Unraveling the role of alpha-synuclein strains in synucleinopathies

Synucleinopathies, such as Parkinson’s disease (PD), multiple system atrophy (MSA) and dementia with Lewy bodies (DLB), are defined by the presence of α-synuclein (αSYN) aggregates throughout the nervous system but diverge from one another with regard to their clinicopathological traits observed in patients. Understanding the exact role of αSYN in the etiopathogenesis of synucleinopathies and how one single protein may account for the development of these distinct diseases remains a tremendous challenge. 

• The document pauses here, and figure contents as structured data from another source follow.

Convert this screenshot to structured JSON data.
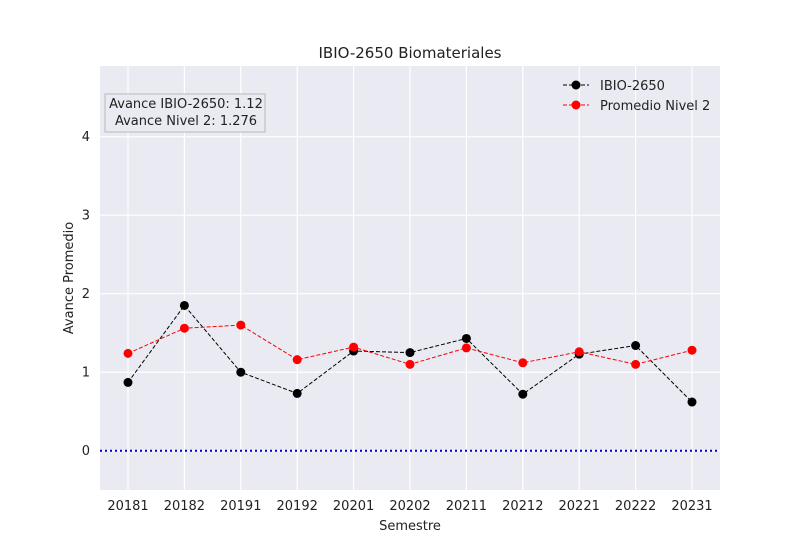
{
  "chart_data": {
    "type": "line",
    "title": "IBIO-2650 Biomateriales",
    "xlabel": "Semestre",
    "ylabel": "Avance Promedio",
    "categories": [
      "20181",
      "20182",
      "20191",
      "20192",
      "20201",
      "20202",
      "20211",
      "20212",
      "20221",
      "20222",
      "20231"
    ],
    "ylim": [
      -0.5,
      4.9
    ],
    "yticks": [
      0,
      1,
      2,
      3,
      4
    ],
    "grid": true,
    "legend_position": "top-right",
    "series": [
      {
        "name": "IBIO-2650",
        "color": "#000000",
        "line_style": "dashed",
        "marker": "circle",
        "values": [
          0.87,
          1.85,
          1.0,
          0.73,
          1.27,
          1.25,
          1.43,
          0.72,
          1.23,
          1.34,
          0.62
        ]
      },
      {
        "name": "Promedio Nivel 2",
        "color": "#ff0000",
        "line_style": "dashed",
        "marker": "circle",
        "values": [
          1.24,
          1.56,
          1.6,
          1.16,
          1.32,
          1.1,
          1.31,
          1.12,
          1.26,
          1.1,
          1.28
        ]
      }
    ],
    "reference_line": {
      "y": 0,
      "color": "#0000cc",
      "style": "dotted"
    },
    "annotation": {
      "line1": "Avance IBIO-2650: 1.12",
      "line2": "Avance Nivel 2: 1.276"
    }
  }
}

The recent discovery that αSYN assembles into structurally and functionally distinct fibrillar polymorphs has led to the hypothesis that different αSYN strains may be in part responsible for the heterogeneity within synucleinopathies. A parallel comparison of αSYN assemblies derived from well-stratified patients with distinct synucleinopathies, aiming to reveal the existence and relevance of distinct αSYN strains in the human brain, is missing so far. Hence, we addressed the structural-functional relationship of αSYN aggregates directly derived from the brain of patients with PD, MSA and DLB. We show that total brain homogenates and in vitro amplified fibrillar αSYN assemblies possess distinct structural traits and drive neuropathology in vivo, reflecting the characteristics of synucleinopathies in patients.

Although protein aggregation appears to govern synucleinopathy progression, this does not entirely capture the complexity of the disease mechanisms. The role of inflammatory processes within this intricate context, for example, has not been yet disentangled. Extracellular transmission of distinct αSYN strains could impact the immune tolerance and subsequent reaction, affecting neuronal integrity through the release of pro-inflammatory cytokines. Here, we explored the immunological properties of distinct recombinant and patient-derived αSYN strains and demonstrate that recombinant fibrillar αSYN assemblies are more potent than monomeric and oligomeric species in inducing microglial activation. We furthermore show that patient-derived αSYN strains trigger a differential immune response in vivo. These findings promote the idea that αSYN strains represent unique antigens, which might determine disease outcome. 

With this work, we provide new evidence that underlines the relevance of αSYN strains in synucleinopathies. The development of highly sensitive techniques with the aim of detecting pathological αSYN strains might contribute to earlier and specific diagnosis of synucleinopathies. Therapeutic strategies specifically targeting disease-specific strains or their unique interactome might open new avenues aimed at slowing or stopping disease progression.